Background: The poorest women in hard-to-reach areas in Chiapas, Mexico have substantial difficulties accessing quality maternal and neonatal health care services. Studies in the region have shown that transportation is one of the main barriers to access services due to its cost. Providing pregnant women transportation vouchers (TTV) to deliver in a safe environment could increase the demand for health services and save many lives.

Methodology: The TTV is being implemented by the state Health Ministry, taking advantage of their existing health delivery platforms, create demand for institutional births, combined with service delivery interventions financed by the Salud Mesoamerica-2015 Initiative. A randomized controlled trial of TTV was implemented as a proof-of-concept in 23 participating primary care regions serving hard-to-reach women. The trial involved three arms, where two different delivery mechanisms where tested for TTVs; voucher was either given directly to the pregnant women during prenatal care, or to a midwife for each pregnant woman under their care along with a small monetary incentive for every institutional birth. The third arm served as a control.

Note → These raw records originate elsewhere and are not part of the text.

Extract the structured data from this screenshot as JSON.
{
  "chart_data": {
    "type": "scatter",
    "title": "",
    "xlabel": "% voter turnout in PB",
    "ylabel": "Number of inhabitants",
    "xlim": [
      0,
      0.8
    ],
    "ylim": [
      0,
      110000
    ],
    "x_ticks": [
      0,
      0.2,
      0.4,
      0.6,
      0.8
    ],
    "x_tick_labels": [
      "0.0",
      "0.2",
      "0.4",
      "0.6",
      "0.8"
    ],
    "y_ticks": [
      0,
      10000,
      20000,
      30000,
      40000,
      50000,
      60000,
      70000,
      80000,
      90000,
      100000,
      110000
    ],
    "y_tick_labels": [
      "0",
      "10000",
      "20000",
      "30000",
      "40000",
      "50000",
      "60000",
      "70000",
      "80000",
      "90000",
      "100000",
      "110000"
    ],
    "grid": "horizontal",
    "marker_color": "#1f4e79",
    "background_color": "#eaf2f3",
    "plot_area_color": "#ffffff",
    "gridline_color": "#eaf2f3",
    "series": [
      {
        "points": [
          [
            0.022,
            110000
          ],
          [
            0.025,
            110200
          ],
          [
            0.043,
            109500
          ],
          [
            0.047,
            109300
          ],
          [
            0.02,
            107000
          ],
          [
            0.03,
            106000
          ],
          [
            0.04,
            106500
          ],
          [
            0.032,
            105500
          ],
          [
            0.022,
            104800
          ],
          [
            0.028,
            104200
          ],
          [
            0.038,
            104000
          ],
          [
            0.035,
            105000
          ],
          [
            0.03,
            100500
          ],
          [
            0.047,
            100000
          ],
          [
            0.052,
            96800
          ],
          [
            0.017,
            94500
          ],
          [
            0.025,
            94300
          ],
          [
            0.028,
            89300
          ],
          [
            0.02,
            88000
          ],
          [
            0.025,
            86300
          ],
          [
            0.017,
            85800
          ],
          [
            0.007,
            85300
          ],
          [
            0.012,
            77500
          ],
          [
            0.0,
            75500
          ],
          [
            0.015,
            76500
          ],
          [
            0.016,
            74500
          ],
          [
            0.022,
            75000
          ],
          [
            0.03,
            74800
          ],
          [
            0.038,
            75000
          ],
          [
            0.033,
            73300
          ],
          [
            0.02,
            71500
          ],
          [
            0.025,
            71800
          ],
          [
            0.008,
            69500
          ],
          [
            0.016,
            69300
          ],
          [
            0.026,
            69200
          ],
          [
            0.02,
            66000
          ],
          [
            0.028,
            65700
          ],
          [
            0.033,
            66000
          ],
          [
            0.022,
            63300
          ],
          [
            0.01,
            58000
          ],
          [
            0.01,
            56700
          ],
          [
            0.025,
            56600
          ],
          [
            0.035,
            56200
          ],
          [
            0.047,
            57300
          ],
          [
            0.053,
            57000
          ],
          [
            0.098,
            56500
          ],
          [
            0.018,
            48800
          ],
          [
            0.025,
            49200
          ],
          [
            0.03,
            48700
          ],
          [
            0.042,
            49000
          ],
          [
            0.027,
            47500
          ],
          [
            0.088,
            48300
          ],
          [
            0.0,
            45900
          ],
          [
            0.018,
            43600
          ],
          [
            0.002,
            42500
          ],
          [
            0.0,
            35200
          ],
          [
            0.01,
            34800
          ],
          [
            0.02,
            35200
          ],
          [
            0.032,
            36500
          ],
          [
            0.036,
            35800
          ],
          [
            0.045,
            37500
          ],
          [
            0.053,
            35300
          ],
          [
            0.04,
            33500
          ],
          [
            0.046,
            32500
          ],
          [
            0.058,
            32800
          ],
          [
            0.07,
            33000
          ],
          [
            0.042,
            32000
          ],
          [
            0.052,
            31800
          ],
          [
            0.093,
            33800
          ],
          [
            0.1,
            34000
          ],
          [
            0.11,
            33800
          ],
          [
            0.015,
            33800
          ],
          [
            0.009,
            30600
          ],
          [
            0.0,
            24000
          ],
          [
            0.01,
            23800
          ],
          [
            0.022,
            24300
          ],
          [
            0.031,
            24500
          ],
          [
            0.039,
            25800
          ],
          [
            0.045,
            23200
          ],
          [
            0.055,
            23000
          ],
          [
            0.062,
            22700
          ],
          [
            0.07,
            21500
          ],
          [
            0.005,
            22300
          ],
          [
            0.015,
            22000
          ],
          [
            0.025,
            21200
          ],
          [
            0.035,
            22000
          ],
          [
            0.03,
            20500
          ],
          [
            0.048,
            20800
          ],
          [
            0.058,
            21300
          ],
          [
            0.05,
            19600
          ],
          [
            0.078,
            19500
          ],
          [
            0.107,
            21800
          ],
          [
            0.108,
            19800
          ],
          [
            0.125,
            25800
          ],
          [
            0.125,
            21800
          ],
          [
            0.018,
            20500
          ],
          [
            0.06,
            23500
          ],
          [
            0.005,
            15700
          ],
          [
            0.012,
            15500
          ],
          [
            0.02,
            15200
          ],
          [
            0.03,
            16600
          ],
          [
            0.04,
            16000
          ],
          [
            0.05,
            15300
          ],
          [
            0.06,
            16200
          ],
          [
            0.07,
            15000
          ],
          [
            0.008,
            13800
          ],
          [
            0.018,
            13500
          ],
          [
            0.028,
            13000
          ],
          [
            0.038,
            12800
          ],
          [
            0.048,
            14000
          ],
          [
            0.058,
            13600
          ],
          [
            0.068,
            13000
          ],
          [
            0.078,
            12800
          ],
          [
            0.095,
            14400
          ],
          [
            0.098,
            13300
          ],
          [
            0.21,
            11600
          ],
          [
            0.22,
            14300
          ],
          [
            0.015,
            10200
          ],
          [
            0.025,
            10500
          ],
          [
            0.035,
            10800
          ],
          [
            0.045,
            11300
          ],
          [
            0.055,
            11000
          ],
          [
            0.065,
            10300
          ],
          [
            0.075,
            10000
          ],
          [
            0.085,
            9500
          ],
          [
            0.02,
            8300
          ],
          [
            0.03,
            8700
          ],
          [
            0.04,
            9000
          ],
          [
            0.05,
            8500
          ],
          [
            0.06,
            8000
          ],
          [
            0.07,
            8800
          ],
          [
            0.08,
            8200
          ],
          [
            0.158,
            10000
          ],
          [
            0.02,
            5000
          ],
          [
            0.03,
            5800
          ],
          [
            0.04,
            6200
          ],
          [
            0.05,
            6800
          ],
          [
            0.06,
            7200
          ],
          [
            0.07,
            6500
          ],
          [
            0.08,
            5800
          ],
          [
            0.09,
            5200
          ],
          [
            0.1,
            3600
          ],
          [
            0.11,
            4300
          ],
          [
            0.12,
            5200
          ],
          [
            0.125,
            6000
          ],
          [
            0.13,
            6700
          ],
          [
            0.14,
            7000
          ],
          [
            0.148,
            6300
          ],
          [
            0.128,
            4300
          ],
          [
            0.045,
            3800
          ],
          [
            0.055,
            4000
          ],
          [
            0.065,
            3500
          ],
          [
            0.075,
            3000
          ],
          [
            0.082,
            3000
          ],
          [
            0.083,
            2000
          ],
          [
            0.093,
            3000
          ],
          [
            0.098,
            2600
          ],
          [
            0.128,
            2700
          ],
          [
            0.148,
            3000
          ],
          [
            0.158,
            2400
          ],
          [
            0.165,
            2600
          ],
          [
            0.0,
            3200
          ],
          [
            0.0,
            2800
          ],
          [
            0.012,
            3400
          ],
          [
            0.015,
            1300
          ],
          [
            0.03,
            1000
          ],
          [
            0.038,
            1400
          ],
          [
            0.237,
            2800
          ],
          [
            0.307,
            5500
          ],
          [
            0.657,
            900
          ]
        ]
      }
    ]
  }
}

Results: After a year of implementation both treatment arms have shown promising evidence of a sizable effect on institutional deliveries; TTV for pregnant women showed a 25 percentage point (PP) increase, while TTV for midwives showed a 15 PP increase, even when at most half of eligible women received a voucher. Qualitative evidence has revealed the most salient barriers to maternal health care are: lack of access and availability of transportation, language, perceived low quality of obstetric care at facility level and cultural practices.

Conclusion: TTVs may provide a cost-effective intervention to scale-up institutional services for women in hard-to-reach areas, especially where cost of transportation is a key barrier. Results will contribute to technical and fiscal policy-decisions in Chiapas.